Worse, the U.S. government has made these operations a cornerstone of its chip strategy, awarding Intel billions in subsidies. Regulators will carefully guard these operations, before even considering the antitrust problem posed by Intel and Qualcomm’s combined might.

Other watchdogs matter, too. Intel does business in China, where enforcers have killed deals by both the company led by Pat Gelsinger and its potential suitor. Antitrust pushback effectively snuffed out Qualcomm's bid for NXP Semiconductors NXPI.O in 2018, and Intel's acquisition of Tower Semiconductor TSEM.TA last year.

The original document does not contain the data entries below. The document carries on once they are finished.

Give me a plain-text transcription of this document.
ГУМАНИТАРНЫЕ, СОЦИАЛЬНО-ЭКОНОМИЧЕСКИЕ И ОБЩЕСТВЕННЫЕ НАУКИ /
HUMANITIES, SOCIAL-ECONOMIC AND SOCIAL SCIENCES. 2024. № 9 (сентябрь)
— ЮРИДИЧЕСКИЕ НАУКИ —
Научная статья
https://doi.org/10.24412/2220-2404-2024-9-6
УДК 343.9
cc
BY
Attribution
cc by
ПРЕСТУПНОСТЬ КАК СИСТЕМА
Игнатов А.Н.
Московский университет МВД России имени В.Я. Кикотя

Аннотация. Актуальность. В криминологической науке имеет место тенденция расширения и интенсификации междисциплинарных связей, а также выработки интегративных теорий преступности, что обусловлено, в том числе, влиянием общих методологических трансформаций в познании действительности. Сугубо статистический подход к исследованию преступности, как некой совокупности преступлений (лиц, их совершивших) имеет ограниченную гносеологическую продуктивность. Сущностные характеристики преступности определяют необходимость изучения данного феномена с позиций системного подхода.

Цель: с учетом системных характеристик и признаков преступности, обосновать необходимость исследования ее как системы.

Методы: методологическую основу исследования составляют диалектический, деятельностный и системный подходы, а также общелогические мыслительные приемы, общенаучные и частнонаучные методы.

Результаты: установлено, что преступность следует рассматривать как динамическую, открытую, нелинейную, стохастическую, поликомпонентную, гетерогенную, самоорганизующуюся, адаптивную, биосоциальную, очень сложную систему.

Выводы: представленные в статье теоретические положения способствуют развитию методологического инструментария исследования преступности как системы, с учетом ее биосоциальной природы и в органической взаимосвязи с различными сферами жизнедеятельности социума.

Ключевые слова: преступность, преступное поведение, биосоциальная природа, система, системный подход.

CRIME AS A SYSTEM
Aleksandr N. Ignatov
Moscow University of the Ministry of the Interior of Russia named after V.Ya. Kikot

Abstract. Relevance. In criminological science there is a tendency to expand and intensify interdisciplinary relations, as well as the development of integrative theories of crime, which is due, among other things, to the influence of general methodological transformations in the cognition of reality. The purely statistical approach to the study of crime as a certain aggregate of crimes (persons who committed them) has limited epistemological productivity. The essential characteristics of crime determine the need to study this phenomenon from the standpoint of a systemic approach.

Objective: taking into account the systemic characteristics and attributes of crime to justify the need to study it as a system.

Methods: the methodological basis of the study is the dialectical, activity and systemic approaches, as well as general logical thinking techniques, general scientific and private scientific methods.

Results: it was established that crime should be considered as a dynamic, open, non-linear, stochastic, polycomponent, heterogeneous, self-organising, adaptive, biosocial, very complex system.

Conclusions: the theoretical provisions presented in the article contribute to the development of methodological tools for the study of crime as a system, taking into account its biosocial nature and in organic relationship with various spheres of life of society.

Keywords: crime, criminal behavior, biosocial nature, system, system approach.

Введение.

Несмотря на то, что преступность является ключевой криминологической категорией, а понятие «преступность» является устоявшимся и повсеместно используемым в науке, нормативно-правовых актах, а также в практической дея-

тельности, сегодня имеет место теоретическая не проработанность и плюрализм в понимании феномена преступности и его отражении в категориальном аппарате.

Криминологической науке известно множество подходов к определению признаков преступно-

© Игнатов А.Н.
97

Of course, Intel could definitely use cash. Apollo could capitalize, as it did when it invested in a $900 million slug of preferred equity issued by Western Digital WDC.O, or $1.25 billion of secured notes from chipmaker Wolfspeed WOLF.N. Both promised roughly 10% yields at minimum. Whether Intel can bear those costs is a matter for negotiation; adding equity in to juice returns might not offer the upside a naive sum-of-the-parts implies. Intel is cheap - but deservedly so.

Follow @rob_cyran on X

CONTEXT NEWS

Chipmaker Qualcomm has approached rival Intel about a takeover, Reuters reported on Sept. 20 citing an unnamed source. This follows an earlier Reuters report that Qualcomm was examining acquiring pieces of Intel, and in particular its PC business. Talks are at an early stage, and no formal offer has been made.

Separately, buyout firm Apollo Global Management has offered to make an equity-like investment of up to $5 billion in Intel, according to a Bloomberg story on Sept. 22. In June, Apollo agreed to pay $11 billion for 49% ownership in a joint venture that has the right to make semiconductors at Intel’s new manufacturing plant in Ireland.